The antibacterial property of essential oils is the most widely studied area, in human nutrition, food preservation and animal production. Because the control (modulation) of the GIT microflora is the most important aspect in replacing antibiotic growth promoters, we will concentrate on this aspect.
Differing structures and effects
Plants contain hundreds of substances having different properties but essential oils are composed mainly of nine groups (and many sub-groups) of molecules that are of interest to us (Table 2). There are many chemical constituents but no two oils are alike in their structure and effect. One must distinguish between non-purified plant extracts containing numerous different molecules interacting and pure active compounds, either extracted from plants or synthesized (nature identical). According to the plant chosen, one or more active compounds are dominant and the quantity found will differ according to factors like plant variety, soil, moisture, climate, time of harvest and other factors.
It is counter productive to test every plant that can have interesting properties. Concentrating on the active compounds and selecting the right plants or the right synthetic molecules is easier and will be more acceptable on a regulatory point of view.
Nutritionally, metabolically and toxicologically, we have a clear interest in using as low of levels of essential oils as possible in animal nutrition. Essential oils are extremely potent substances. They can lead to feed intake reduction, GIT microflora-disturbance, and accumulation in animal tissues and products.
Most essential oils are generally recognized as safe (GRAS) but they must be used properly and cautiously because they can be toxic (allergens), potent sensitizers and their odor and/or taste may contribute to feed refusal. They are also very volatile and will evaporate rapidly, leading to large variation in concentration in the finished products.
Actions of essential oils
It is extremely difficult to generalize on the mode of action of essential oils (EO) on bacteria and yeasts because each has different properties and each type of microorganism has a different sensitivity. Generally, Gram+ bacteria are considered more sensitive to EOs than Gram- bacteria because of their less complex membrane structure.
The consensus on the mode of action of EOs is that these compounds influence the biological membranes of bacteria. The cytoplasmic membrane of bacteria has two principal functions: barrier and energy transduction, which allow the membrane to form ion gradients that can be used to drive various processes; and formation of a matrix for membrane-embedded proteins influencing the ATP-synthase complex.

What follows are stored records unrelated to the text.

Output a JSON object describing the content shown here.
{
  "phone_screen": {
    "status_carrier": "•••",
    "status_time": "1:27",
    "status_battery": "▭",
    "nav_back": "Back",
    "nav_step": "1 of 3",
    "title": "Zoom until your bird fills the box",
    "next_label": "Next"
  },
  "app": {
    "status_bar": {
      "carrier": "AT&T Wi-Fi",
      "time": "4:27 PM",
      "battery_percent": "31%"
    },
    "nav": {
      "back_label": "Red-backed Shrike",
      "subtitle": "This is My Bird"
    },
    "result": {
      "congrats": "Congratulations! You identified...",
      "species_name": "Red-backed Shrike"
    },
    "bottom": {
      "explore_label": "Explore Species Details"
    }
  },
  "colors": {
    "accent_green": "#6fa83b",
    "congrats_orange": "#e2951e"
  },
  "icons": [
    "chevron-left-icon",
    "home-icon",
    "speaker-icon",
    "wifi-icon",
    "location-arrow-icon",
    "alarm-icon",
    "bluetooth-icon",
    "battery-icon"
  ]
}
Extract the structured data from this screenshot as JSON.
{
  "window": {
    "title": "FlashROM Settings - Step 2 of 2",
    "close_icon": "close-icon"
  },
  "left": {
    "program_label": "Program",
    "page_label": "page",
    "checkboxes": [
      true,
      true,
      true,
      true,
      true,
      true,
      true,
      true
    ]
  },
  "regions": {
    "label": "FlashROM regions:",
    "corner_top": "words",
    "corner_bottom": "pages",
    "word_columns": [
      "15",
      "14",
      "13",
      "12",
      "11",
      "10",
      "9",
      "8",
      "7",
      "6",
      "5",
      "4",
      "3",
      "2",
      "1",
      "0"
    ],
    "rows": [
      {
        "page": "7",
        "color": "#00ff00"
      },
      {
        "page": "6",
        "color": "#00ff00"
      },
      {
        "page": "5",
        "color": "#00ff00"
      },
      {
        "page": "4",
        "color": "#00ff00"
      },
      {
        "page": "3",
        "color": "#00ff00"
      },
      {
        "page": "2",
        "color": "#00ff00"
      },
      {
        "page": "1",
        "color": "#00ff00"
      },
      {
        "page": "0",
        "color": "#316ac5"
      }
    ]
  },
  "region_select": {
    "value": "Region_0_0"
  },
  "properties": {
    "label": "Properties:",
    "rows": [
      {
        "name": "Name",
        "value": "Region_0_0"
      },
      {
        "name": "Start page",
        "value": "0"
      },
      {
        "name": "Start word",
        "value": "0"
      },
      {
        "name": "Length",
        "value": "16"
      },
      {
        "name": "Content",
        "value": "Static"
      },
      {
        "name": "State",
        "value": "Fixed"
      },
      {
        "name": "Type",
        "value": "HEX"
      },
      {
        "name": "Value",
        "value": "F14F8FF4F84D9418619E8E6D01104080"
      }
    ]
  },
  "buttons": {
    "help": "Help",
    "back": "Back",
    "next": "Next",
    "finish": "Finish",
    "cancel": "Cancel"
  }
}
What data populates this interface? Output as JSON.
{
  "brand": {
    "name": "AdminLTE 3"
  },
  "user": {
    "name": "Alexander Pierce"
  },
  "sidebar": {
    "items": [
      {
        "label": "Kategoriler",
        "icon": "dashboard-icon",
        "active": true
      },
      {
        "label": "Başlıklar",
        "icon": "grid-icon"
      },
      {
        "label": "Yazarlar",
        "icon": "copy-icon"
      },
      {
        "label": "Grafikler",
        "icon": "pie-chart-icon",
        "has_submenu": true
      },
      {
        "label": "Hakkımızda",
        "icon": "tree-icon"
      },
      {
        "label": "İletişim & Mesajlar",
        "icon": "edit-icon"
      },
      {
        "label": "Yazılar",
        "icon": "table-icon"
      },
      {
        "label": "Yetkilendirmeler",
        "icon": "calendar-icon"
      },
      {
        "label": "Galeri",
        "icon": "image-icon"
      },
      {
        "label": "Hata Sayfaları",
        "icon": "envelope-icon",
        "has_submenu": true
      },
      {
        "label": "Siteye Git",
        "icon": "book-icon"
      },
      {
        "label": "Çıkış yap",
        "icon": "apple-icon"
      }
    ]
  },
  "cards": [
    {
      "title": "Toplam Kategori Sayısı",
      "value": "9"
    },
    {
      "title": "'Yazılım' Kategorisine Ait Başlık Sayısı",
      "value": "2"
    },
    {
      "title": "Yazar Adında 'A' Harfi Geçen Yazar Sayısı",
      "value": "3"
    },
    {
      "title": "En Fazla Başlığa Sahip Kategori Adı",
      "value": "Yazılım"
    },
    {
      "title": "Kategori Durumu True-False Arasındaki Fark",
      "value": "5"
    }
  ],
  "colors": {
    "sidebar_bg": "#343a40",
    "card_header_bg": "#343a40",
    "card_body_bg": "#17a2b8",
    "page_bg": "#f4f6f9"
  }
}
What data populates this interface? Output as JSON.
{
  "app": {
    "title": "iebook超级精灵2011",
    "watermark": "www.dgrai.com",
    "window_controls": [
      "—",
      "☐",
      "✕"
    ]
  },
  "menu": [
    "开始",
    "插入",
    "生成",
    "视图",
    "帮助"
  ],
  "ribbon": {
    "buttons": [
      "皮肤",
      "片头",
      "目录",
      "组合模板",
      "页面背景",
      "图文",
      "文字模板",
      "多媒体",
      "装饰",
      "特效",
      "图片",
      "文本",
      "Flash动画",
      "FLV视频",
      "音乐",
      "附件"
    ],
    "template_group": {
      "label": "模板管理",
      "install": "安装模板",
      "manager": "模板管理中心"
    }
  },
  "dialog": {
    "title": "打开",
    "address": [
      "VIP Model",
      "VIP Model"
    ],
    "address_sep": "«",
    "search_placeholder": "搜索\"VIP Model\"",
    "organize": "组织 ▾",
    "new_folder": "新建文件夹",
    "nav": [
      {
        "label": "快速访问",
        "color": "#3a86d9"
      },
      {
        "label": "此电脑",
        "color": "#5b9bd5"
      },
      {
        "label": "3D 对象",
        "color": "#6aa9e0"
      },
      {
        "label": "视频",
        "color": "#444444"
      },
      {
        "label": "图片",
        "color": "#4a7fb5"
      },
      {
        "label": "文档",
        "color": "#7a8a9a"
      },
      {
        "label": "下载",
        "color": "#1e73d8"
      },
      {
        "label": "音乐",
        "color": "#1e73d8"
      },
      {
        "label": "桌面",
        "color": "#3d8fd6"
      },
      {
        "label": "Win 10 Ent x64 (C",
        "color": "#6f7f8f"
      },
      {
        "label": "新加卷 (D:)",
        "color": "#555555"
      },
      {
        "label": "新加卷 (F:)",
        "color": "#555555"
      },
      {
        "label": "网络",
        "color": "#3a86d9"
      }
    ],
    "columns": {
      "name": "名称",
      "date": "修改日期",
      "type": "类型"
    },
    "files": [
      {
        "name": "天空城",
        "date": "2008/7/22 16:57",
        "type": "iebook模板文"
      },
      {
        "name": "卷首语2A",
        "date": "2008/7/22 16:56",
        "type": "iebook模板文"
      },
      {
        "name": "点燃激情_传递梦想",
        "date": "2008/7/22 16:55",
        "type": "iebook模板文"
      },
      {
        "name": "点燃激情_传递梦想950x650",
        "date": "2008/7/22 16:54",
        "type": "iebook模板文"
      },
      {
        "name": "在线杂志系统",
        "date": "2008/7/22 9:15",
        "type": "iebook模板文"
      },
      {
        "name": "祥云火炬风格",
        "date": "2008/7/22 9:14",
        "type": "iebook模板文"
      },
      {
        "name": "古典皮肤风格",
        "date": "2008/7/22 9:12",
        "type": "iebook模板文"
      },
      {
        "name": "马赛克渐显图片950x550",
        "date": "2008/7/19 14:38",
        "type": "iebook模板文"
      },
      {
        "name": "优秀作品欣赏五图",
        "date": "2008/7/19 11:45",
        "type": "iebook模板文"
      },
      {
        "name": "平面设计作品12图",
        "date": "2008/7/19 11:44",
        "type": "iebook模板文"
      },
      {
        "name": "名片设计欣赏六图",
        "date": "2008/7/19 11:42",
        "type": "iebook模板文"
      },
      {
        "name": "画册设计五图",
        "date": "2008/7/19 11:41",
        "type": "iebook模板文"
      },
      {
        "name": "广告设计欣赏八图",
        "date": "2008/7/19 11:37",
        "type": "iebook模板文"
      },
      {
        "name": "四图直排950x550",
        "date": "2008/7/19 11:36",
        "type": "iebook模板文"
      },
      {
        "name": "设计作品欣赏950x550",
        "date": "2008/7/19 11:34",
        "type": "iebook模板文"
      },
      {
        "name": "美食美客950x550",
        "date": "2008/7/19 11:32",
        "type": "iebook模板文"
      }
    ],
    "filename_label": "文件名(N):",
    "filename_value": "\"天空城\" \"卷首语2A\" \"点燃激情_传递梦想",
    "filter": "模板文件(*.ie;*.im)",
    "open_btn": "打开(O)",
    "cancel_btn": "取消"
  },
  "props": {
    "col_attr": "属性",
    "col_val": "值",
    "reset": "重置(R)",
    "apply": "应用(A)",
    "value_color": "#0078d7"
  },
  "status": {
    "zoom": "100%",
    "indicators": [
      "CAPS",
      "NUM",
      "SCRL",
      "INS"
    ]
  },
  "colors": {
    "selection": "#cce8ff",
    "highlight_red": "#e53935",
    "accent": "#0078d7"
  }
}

Essential oils work by: inhibiting the growth of the bacteria; sharply reducing intracellular ATP pool through a reduction of ATP synthesis and increased hydrolysis; education of the membrane potential, which is the driving force for ATP synthesis; the membrane becoming more permeable to protons; and reduction of the bacteria internal pH.
Technical problems with use
The use of organic acids and essential oils in the feed industry can potentially be a source of problems: corrosion, worker's safety, handling, vitamin stability in premixes, environmental concern, and stability of products.
It has been demonstrated that when both OA and EO are protected in a special matrix, the quantity required to achieve maximum performance in poultry can be reduced drastically. The active ingredients can be delivered into the intestine directly where the bulk of gastrointestinal bacteria are located. Without protection, organic acids are readily dissociated in the first part of the chicken GIT and are rendered useless. Essential oils are very rapidly absorbed in the duodenum and cannot interact with the microflora.
In summary, there is a general consensus on the efficacy of organic acids as the best alternative to antibiotic growth promoters. Essential oils also have an effect as a replacement of antibiotic growth promoters but they can act in synergy with organic acids, both for their growth promoting effect and prevention of specific intestinal diseases.